The loss of the Invenergy leases alone represents approximately 3.9 GW of renewable energy capacity—enough to power millions of homes. When combined with the other canceled projects, the total lost capacity is substantial.

A Pivot to Geothermal?

The inclusion of geothermal energy in the Invenergy deal suggests a potential area of common ground between the administration and renewable energy advocates. Geothermal is a renewable energy source that provides firm, baseload power—addressing one of the administration's key criticisms of wind and solar.

However, the scale of geothermal investment contemplated in the Invenergy deal is modest compared to the lost offshore wind capacity. And as critics have noted, the replacement projects will not serve the same markets as the canceled offshore wind farms.


X. Conclusion: A Pivotal Moment for American Energy

The Trump administration's $765 million deal with Invenergy represents a pivotal moment in American energy policy. It marks the third and largest in a series of buyback agreements that have systematically dismantled the U.S. offshore wind industry, redirecting billions of dollars in taxpayer funds toward fossil fuels and conventional energy.

The administration has framed these deals as a victory for energy security and consumer affordability. Critics see them as an unlawful and costly exercise in political retribution that undermines clean energy growth, destroys jobs, and jeopardizes state climate goals.

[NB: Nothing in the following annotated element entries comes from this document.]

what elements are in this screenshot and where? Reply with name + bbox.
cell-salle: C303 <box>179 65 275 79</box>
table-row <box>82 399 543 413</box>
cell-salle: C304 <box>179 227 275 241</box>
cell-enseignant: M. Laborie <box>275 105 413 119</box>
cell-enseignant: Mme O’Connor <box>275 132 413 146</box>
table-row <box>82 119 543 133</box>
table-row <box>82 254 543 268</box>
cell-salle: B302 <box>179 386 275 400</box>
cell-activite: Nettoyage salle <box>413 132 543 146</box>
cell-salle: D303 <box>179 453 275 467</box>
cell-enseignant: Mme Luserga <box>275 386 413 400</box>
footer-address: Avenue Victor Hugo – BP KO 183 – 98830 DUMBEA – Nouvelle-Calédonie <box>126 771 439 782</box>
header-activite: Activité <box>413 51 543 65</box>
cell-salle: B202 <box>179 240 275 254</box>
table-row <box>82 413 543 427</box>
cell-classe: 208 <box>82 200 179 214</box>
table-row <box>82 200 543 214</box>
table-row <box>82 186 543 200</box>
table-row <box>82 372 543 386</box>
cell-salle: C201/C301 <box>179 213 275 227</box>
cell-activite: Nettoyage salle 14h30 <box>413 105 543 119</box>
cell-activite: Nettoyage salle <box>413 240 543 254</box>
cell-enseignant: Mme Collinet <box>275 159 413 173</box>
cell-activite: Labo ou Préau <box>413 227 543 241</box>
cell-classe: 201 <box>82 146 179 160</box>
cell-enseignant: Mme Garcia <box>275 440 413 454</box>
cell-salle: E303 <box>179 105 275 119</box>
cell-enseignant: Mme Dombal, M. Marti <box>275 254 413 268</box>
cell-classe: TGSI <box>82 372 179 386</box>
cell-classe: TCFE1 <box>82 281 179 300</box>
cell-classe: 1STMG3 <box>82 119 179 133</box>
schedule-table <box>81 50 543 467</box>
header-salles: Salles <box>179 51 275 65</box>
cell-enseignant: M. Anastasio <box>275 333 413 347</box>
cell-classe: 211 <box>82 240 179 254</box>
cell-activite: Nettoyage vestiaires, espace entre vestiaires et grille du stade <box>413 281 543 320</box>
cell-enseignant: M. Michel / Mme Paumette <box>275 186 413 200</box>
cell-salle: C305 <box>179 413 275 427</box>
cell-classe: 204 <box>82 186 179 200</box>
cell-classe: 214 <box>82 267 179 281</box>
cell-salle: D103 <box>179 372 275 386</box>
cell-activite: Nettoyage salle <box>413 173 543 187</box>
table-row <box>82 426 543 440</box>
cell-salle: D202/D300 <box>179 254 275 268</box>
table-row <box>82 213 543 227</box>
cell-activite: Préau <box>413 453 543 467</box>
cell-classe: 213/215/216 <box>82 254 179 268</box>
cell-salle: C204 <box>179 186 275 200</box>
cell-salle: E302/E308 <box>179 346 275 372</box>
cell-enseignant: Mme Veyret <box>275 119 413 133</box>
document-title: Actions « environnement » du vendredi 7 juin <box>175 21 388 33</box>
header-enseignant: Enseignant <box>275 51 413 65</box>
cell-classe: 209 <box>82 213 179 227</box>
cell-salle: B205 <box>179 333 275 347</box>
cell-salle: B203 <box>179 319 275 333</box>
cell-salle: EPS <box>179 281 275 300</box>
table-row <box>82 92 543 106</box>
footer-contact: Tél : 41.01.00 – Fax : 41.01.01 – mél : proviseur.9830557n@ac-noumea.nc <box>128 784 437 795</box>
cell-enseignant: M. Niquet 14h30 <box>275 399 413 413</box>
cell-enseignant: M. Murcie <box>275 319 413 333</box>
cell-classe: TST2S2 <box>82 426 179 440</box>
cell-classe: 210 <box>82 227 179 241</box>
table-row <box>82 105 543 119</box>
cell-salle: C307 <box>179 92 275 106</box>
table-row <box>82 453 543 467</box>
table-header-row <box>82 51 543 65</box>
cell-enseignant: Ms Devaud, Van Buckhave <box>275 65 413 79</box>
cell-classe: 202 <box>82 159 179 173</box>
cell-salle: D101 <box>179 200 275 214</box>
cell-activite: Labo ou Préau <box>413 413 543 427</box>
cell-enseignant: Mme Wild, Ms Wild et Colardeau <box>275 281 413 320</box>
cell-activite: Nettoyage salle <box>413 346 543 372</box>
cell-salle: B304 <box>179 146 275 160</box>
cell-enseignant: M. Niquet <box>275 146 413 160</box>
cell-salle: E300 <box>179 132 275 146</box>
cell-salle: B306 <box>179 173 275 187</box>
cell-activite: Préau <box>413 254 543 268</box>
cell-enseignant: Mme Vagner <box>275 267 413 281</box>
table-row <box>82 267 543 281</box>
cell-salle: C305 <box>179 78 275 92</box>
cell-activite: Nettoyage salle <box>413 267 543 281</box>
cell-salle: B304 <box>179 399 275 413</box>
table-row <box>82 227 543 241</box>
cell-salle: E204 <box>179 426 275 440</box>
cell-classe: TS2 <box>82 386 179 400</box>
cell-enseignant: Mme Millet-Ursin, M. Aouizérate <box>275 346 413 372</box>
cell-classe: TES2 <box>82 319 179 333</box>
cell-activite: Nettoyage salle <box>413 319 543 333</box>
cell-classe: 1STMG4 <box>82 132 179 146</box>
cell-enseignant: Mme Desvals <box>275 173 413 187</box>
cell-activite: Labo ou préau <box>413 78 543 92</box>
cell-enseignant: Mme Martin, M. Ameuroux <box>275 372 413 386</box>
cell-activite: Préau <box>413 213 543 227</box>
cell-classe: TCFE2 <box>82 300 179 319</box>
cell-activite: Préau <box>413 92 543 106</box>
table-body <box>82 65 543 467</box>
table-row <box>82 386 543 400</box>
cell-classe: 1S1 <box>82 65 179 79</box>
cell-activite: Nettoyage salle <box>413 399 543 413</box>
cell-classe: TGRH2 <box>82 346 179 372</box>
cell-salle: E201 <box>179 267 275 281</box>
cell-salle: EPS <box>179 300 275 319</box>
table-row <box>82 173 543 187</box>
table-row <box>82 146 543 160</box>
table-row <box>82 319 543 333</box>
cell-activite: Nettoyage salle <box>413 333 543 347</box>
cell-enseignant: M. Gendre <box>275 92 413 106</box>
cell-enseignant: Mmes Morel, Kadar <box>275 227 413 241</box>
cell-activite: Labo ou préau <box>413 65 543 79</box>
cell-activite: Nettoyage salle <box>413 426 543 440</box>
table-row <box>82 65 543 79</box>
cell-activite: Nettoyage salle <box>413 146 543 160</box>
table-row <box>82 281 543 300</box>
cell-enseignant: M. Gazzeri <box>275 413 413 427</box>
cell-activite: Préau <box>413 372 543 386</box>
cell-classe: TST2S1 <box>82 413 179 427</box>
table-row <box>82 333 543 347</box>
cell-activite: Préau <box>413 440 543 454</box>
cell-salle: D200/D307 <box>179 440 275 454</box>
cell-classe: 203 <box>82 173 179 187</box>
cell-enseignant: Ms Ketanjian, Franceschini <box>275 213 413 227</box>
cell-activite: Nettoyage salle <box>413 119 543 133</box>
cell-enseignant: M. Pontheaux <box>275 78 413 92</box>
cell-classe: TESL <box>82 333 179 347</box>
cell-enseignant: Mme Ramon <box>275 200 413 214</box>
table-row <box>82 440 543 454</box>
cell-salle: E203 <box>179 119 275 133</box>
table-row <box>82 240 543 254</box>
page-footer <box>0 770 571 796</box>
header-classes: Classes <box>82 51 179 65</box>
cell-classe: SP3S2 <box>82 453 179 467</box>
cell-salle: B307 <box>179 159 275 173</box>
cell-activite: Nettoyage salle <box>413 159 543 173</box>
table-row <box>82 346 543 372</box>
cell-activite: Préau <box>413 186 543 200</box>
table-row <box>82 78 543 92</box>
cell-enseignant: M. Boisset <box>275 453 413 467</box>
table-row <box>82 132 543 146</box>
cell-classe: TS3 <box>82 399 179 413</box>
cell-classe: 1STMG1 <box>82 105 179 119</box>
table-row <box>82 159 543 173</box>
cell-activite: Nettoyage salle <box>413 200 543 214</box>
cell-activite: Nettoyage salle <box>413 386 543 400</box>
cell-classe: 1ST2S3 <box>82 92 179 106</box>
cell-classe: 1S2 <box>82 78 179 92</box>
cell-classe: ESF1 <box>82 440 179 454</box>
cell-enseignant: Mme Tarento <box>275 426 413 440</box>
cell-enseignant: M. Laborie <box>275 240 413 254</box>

What is clear is that the U.S. offshore wind industry faces an uncertain future. The combination of executive action, legal challenges, and voluntary buybacks has created a regulatory environment that is hostile to investment and unpredictable for developers. Whether the industry can recover from this assault—and whether the courts will ultimately uphold or strike down the administration's strategy—remains to be seen.

For now, the Invenergy deal stands as a testament to the administration's determination to reshape American energy on its own terms. The question is whether that vision will withstand legal scrutiny, political opposition, and the fundamental economics of the global energy transition.